After my eleven mile run on Sunday, I collapsed on the couch with a bottle of water while my husband watched some of The Bible on The History Channel. They were reairing previous episodes of the epic miniseries to lead up to that night’s new episode. Moses was just getting ready to part the Red Sea when LittleBrother wandered into the living room.
“What’s he doing?”
“He’s about to part the Red Sea.”
“What do you mean why? Go read your Bible,” I joked.
“I don’t have a Bible.”
“Well, I have a baby Bible.”
He wandered to his room and came back with The Baby Bible Storybook. I mean, it has baby right in the title. I helped him find a story about Moses and read it with him. As I finished, I was forced — once again — to realize that our two sons are very different. We didn’t gift our older son with a real Bible until after he learned how to read. It’s not like we didn’t have lots of other Bible-like things — like the Veggie Tales Story Bible and Baby’s First Bible and the Jesus Storybook Bible. But BigBrother, when comparing their ages, learned to read this coming summer whereas LittleBrother has been reading for nearly a year now. I forget that a lot.
And so I asked him, “Do you want a real Bible?”
I smiled. I told him to wait as I walked back to our bedroom, went to one of my secret hiding places and pulled out The Adventure Bible which I was so happy to get from Zondervan this past year at BlogHer ’12 specifically for this purpose. I dusted off the cover; it’s been sitting since August and, well, dust happens. I probably could have given it to him then, but I think I was in denial for quite some time that the kid was actually reading since we didn’t work with him nearly as much as we worked with our older son.
I walked out and handed him the Bible.
“This is for me?” His hands moved over the cool, dust-free cover.
“Will you read something to me?”
Will I read something to him? Of course I will.

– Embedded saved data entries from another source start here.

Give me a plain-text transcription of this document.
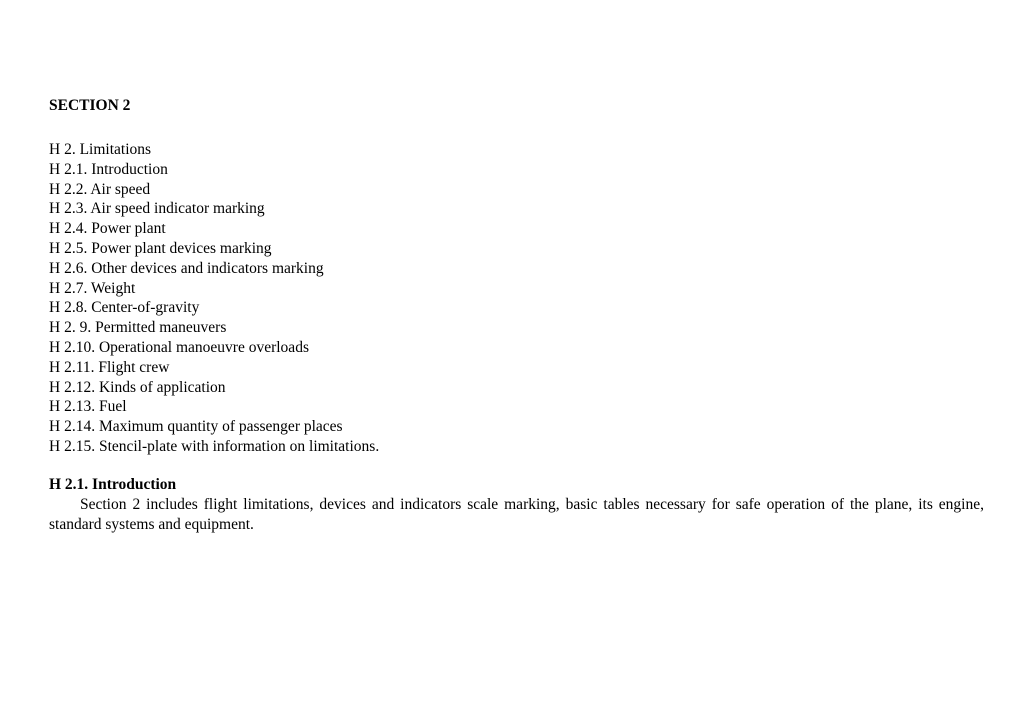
SECTION 2
H 2. Limitations
H 2.1. Introduction
H 2.2. Air speed
H 2.3. Air speed indicator marking
H 2.4. Power plant
H 2.5. Power plant devices marking
H 2.6. Other devices and indicators marking
H 2.7. Weight
H 2.8. Center-of-gravity
H 2. 9. Permitted maneuvers
H 2.10. Operational manoeuvre overloads
H 2.11. Flight crew
H 2.12. Kinds of application
H 2.13. Fuel
H 2.14. Maximum quantity of passenger places
H 2.15. Stencil-plate with information on limitations.
H 2.1. Introduction

Section 2 includes flight limitations, devices and indicators scale marking, basic tables necessary for safe operation of the plane, its engine, standard systems and equipment.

Holy Week has kept us busy with Resurrection Eggs and extra church services and planning for Easter with my family and baseball practice and snow and school and a performance at school and baking cookies for said performance at school and on and on and on. While I haven’t yet purchased anything other than two books for each boy’s Easter baskets (as in not one jelly bean, not one chocolate egg; NOTHING), I did download the Easter Reading Chart. In the evenings after dinner, we all get our Bibles and take turns reading a verse from the day’s reading. Then we talk a little bit about theological concepts that are far above my ability to adequately explain. Shortly before the conversation veers back to Star Wars territory, I sit back and watch them flip through their Bibles, watch them run fingers over the maps in the back and trace their fingers along the rivers. My heart feels full.
I may be unprepared for Easter morning treats right now, too close for my Type-A personality, but I must say that this has been our greatest Easter season thus far.